"Halt! Who comes there?"
There was a sudden clash of steel as the group halted in a heap, and then a weary voice replied:
"We have no countersign. We should have been at our destination long before sundown, but were misdirected ten miles out of our course on the Manchester pike."
"Very well. Dismount and come forward one man at a time," Jack answered, briefly. This the spokesman did with some alacrity. As he came up, Dick took the precaution of getting between him and his three companions, and then Jack said: "I suppose you are all right; but my orders are to arrest all mounted men, detain their horses here in these, the provost stables," and Jack pointed to Dick's horse dimly outlined against the sky. "I will give you a receipt for him, and you can get him back in the morning when you state your case to the provost marshal.—Stephen," he turned to Dick, "take that horse and put him with the others." He then made out a receipt, handed it to the astonished trooper, and, directing him where to go, carried out the same short shrift with the other three. The troopers were glad enough to be relieved of their beasts. This they did not attempt to deny, for they had seen a public-house in the street below, where they could procure much-needed refreshment, relieved as they now were from the necessity of reporting to their commander, whose whereabouts were far down the Rocett road.
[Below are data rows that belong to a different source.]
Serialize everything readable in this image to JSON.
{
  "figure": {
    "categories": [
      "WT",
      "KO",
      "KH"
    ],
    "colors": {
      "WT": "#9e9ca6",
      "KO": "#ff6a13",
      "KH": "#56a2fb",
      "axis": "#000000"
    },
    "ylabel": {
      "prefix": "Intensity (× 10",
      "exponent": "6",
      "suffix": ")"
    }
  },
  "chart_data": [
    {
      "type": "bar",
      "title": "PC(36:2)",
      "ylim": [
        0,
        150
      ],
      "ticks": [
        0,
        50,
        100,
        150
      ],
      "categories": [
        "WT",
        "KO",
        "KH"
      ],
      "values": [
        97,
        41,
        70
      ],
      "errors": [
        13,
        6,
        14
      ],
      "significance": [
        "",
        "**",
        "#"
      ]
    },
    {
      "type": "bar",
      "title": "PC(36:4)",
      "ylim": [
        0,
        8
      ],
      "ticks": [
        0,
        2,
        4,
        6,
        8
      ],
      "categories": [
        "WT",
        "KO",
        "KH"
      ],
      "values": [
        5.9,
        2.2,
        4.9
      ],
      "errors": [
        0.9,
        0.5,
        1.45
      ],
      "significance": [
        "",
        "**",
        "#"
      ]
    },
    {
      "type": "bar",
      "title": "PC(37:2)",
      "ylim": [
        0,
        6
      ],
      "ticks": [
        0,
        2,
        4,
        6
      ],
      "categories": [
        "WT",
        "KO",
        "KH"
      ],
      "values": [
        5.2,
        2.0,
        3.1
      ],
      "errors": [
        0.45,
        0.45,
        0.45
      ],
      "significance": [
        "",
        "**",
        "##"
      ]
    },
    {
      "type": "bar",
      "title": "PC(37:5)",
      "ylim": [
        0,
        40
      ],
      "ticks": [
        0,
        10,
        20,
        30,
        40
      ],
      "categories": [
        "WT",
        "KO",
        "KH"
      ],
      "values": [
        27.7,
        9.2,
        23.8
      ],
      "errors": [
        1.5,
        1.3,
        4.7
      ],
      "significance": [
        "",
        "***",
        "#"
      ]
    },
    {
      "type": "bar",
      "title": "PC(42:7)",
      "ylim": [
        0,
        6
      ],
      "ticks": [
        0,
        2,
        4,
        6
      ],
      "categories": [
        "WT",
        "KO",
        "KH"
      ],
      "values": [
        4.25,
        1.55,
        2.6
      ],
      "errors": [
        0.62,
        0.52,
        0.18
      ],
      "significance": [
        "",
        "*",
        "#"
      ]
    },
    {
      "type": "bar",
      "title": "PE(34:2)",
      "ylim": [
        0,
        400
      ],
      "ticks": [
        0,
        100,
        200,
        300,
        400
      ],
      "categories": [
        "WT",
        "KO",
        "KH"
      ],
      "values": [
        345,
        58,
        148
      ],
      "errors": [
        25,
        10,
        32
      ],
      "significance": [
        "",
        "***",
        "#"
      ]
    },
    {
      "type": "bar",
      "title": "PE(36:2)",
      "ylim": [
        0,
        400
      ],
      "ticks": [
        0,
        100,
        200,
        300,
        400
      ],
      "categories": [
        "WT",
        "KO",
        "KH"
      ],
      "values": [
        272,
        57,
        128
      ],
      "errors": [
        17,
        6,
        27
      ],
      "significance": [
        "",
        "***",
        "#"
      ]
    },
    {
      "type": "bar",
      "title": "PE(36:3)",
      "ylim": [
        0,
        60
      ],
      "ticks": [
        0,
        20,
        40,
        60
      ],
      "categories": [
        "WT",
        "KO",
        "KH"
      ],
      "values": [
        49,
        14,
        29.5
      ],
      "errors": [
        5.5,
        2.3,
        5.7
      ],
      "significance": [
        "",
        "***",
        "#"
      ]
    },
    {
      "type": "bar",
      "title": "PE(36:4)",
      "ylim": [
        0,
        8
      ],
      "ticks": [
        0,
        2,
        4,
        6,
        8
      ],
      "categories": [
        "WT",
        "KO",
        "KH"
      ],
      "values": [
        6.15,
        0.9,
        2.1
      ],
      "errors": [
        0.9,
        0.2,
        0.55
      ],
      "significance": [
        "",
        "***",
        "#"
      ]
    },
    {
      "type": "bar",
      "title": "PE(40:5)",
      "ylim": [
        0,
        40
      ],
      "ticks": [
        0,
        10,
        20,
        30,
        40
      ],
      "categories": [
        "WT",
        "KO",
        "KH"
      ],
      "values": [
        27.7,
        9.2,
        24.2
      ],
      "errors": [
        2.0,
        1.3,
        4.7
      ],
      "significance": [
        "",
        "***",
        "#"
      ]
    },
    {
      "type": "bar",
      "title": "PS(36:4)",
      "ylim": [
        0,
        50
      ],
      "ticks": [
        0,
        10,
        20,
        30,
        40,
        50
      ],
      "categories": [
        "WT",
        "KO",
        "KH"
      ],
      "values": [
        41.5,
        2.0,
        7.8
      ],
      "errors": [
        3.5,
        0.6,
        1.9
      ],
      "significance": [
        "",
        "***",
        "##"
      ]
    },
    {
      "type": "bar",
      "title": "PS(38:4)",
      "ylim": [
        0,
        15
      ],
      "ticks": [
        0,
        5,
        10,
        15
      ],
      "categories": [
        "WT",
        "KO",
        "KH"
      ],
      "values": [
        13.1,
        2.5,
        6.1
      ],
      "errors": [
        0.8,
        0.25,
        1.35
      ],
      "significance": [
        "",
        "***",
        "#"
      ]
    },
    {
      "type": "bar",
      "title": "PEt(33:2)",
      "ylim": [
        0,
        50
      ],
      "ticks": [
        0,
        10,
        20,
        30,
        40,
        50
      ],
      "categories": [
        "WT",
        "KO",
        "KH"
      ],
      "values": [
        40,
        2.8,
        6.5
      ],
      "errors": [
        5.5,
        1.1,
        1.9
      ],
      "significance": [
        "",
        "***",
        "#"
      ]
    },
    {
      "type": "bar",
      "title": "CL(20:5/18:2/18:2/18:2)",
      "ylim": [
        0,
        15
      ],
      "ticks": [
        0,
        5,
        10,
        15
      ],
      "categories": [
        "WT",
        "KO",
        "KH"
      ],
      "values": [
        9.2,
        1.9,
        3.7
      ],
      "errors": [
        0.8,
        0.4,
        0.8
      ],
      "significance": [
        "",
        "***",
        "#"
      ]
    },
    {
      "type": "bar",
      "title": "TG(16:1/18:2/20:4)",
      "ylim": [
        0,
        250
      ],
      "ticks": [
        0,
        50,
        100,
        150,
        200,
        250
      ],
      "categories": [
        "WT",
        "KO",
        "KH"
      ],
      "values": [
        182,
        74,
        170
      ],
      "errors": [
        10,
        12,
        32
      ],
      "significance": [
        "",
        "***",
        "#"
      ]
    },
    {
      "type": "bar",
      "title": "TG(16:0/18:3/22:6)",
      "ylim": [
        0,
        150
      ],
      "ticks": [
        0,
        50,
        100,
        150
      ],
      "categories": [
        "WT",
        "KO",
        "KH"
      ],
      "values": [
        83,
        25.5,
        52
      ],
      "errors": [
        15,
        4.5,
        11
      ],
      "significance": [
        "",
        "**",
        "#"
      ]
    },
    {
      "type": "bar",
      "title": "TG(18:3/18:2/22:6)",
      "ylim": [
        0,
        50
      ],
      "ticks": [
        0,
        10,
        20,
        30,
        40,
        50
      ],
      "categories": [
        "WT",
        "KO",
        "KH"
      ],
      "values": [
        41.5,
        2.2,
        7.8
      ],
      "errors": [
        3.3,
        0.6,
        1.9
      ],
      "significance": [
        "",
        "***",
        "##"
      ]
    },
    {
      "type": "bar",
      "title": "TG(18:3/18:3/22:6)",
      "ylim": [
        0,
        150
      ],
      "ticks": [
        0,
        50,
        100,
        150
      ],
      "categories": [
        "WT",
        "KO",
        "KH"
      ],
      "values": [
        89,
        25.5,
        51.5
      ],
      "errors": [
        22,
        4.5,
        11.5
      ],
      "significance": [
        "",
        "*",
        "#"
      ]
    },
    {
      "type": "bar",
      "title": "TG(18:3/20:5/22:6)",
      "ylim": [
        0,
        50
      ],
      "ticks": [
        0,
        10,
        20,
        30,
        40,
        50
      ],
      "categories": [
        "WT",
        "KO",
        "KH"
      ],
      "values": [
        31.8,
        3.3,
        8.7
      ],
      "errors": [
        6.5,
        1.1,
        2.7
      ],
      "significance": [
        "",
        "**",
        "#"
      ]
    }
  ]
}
"By George, Jack, what a, crafty plotter you are! Now we have a mount for the party, and I needn't take poor Warick's crack stallion."
"Yes; we've doubled the chances of escape by this little stratagem; but we have lost time. Come. Have you tied the horses?"
"Yes. Lead on."
Over the turfy hillside, now moist and sticky with the heavy dew, they stole, half crouching, half crawling, until they were on a level with the prison basement. The sentry in front was no longer pacing his beat, and there was no sign of the man in the rear. In a few minutes the two crawling figures were at the preconcerted places in the wall. In response to their light taps, a square of brick-work large enough to leave a space for a man to crawl through crumbled upon Jack and Dick, who held their bodies closely pressed against the débris to prevent too loud a noise. There was no time to wait probabilities of discovery, and an instant later Barney and Jones emerged, panting and half smothered.
"I thought it was all up with me hopes, as Glory McNab said when her sweetheart ran away with the cobbler's daughter." Barney whispered, hugging Jack rapturously.
"Sh—! Down on your stomachs. Move that way until you see me rise. Come." And Jack squirmed ahead as if he had been accustomed to the locomotion of snakes all his life. In ten minutes they were in the improvised stables. Dick had taken the precaution to place the horses where they could feed on a heap of fodder stacked in the yard, and when they mounted the beasts appeared refreshed as well as rested. Dick loosing Warick's horse so that he might make his way back to his master, the fugitives rode cautiously out of the lane, into the open fields, and, though it was not their shortest way, pushed along the river road to mislead pursuit. Jack's stratagem had resulted in better luck even than the possession of the horses. It not only secured a mount for the four, but, what was equally and perhaps, in view of unforeseen contingencies, more important disguises for the two prisoners.